Elle entend pleinement assumer ses responsabilités pour défendre l'intérêt social de l'entreprise et les droits des salariés. Elle a d'ores et déjà saisi un grand cabinet d'avocat pour stopper cette invraisemblable remise en cause de la couverture sociale des personnels.

 Dans cet esprit, la CGC de l’Audiovisuel appelle l'ensemble des salariés à se mobiliser.

 

Une pétition sera mise à la disposition de tous afin de refuser l'ouverture d'une renégociation de la convention collective avec la direction actuelle. 

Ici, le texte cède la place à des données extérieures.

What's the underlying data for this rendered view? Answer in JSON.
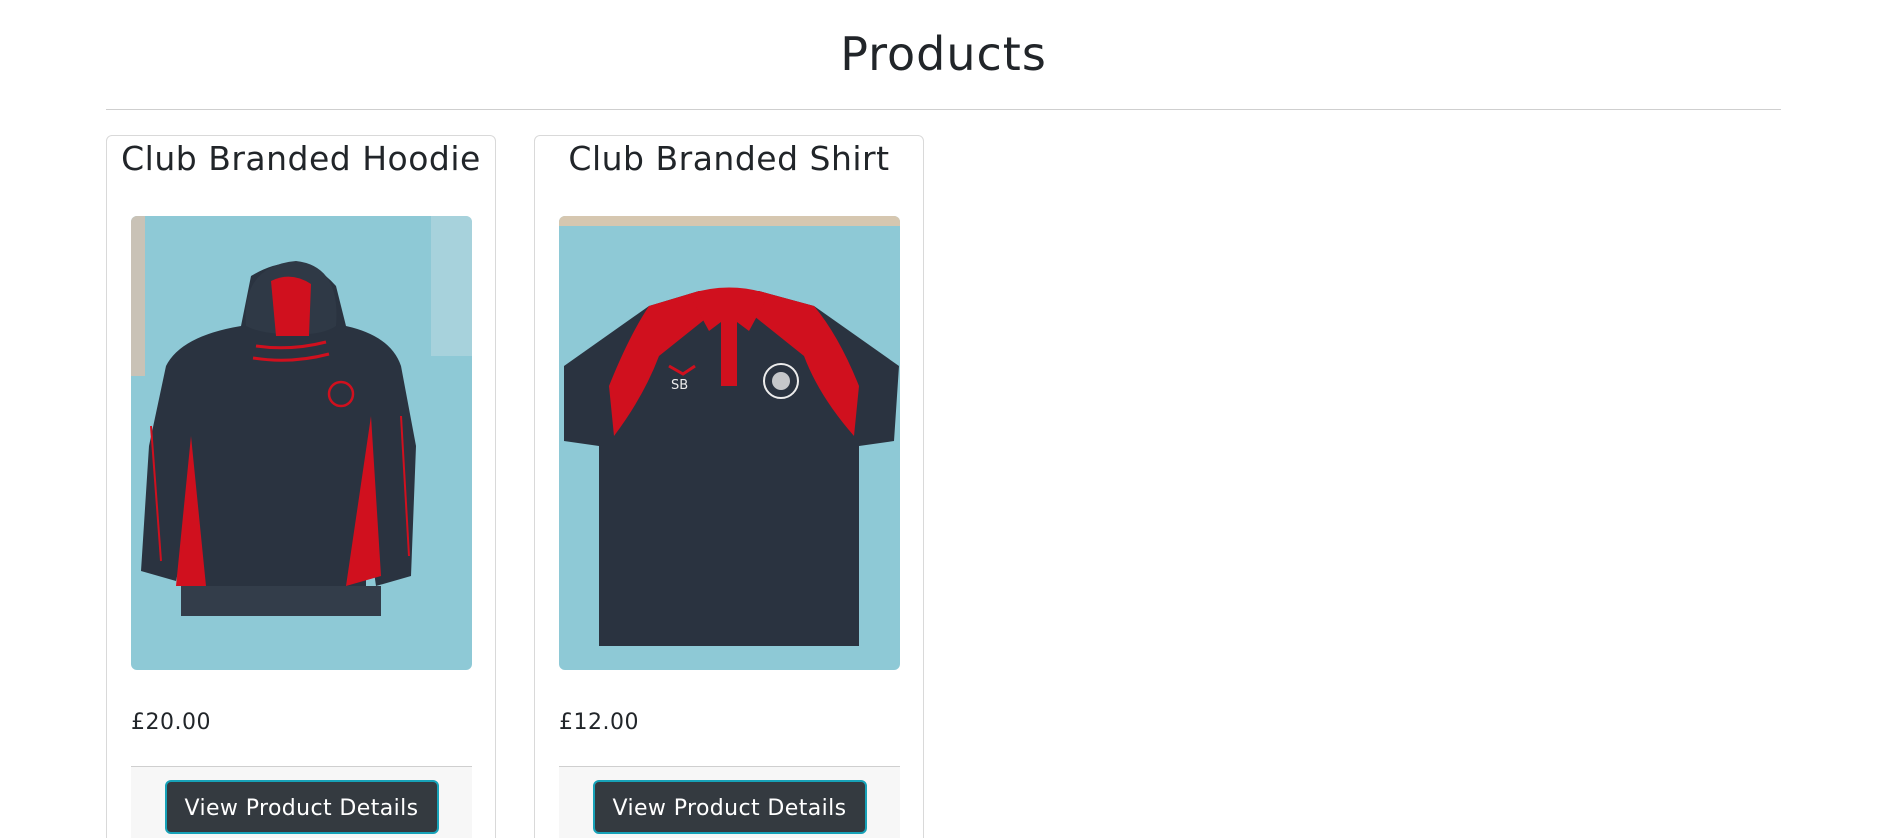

Cette pétition vise à rappeler une évidence : ce ne sont pas les salariés qui ont porté atteinte au service public, et il est inacceptable qu'on leur fasse aujourd'hui porter la responsabilité d'une crise dont ils ne sont pas à l'origine.

Une mobilisation significative démontrera qu'il ne saurait être question d'accorder à la direction une forme d'immunité juridique. 

Elle permettra également d'exprimer clairement une volonté majoritaire: celle de refuser que la renégociation d'un accord collectif majoritaire se fasse dans ces conditions et avec cette direction dont la gestion est aujourd'hui contestée.

Ainsi la CGC de l’Audiovisuel saura alors qu'elle agit avec le soutien de chacun d'entre vous pour faire respecter une exigence simple: que toute renégociation n'intervienne qu'après une réforme profonde de la direction et de la gouvernance de l'entreprise.